We need tools that allow us to spot the fake running glideins, so we can prompty remove them.
#2 Updated by Igor Sfiligoi over 5 years ago
My suggested solution would be to periodically poll all the served VO collectors, and compare the advertised glidein attributes with what we have in our own queues.
There is enough information in the glidein classads to make the exact mapping.
If a glidein is not seen several times in a row (to account for both delays and occasional classad drop), a glidein is marked as "fake running".
Automatic removal may be an option, but having a "report only" mode would be also highly desirable.
- Do we have the collector information we need?
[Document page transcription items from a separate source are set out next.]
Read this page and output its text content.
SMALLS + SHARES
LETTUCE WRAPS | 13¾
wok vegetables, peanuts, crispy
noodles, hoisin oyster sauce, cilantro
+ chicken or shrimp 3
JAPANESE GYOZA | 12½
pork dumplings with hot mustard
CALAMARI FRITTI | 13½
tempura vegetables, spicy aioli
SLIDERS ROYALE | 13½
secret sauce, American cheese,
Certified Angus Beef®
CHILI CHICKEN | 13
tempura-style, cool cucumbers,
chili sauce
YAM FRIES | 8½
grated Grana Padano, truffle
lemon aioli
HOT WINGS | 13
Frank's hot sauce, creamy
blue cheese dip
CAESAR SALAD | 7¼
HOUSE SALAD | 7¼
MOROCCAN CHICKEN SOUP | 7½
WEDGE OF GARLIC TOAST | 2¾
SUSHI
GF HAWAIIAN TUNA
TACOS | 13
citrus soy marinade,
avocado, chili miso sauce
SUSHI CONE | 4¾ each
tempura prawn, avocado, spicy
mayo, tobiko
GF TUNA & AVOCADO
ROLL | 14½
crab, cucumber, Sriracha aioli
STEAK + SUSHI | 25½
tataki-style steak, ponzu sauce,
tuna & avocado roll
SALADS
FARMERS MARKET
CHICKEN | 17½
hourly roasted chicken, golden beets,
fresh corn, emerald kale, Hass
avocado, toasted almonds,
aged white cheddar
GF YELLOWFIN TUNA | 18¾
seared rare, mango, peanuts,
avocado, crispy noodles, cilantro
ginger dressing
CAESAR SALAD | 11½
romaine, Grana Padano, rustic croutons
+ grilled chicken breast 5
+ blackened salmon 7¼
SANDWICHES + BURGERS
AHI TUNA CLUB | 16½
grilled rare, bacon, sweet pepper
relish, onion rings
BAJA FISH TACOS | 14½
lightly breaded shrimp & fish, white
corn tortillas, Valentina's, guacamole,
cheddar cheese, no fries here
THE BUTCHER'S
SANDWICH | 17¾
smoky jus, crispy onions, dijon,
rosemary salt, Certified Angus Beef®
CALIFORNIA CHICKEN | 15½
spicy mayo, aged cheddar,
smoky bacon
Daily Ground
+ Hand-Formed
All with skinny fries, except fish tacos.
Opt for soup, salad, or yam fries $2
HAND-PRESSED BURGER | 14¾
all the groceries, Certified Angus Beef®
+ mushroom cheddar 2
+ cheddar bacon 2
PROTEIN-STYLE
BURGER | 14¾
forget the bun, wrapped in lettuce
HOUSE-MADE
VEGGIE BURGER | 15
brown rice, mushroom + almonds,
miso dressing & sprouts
- What kind of security envelope do we want to operate under (the GF itself does not have a credential)
- How often do we want to poll, and how many missed polls are needed to declare a glidein fake.
#3 Updated by Parag Mhashilkar over 5 years ago
- Target version set to v3_2_x
To start with we can come up with a standalone tool that can operate using the info in glideclient classad.
- We already have info about the collector in form of GlideinParamGLIDEIN_Collector = "fermicloud030.fnal.gov:9619-9620"
- We can use switchboard and VO specified proxies for querying if need be but in most cases collectors are open for read access
- Once we under the implication from running it as a tool, we can decide on the frequency of polling
If we do not care about marking each fake glidein and just care about the run diff, we can use info in glideclient classads to account for total reported glideins.
#4 Updated by Igor Sfiligoi over 5 years ago
- Priority changed from Normal to High
It's a bit annoying that we only have the sub-collectors, due to the sheer number of them.
But should be manageable nevertheless.
And I am all for having a separate script, at least in the beginning.
PS: Raising the priority, since it is not an isolated problem... OSG GF is again in the same situation for several sites, and it has a significant impact on operations.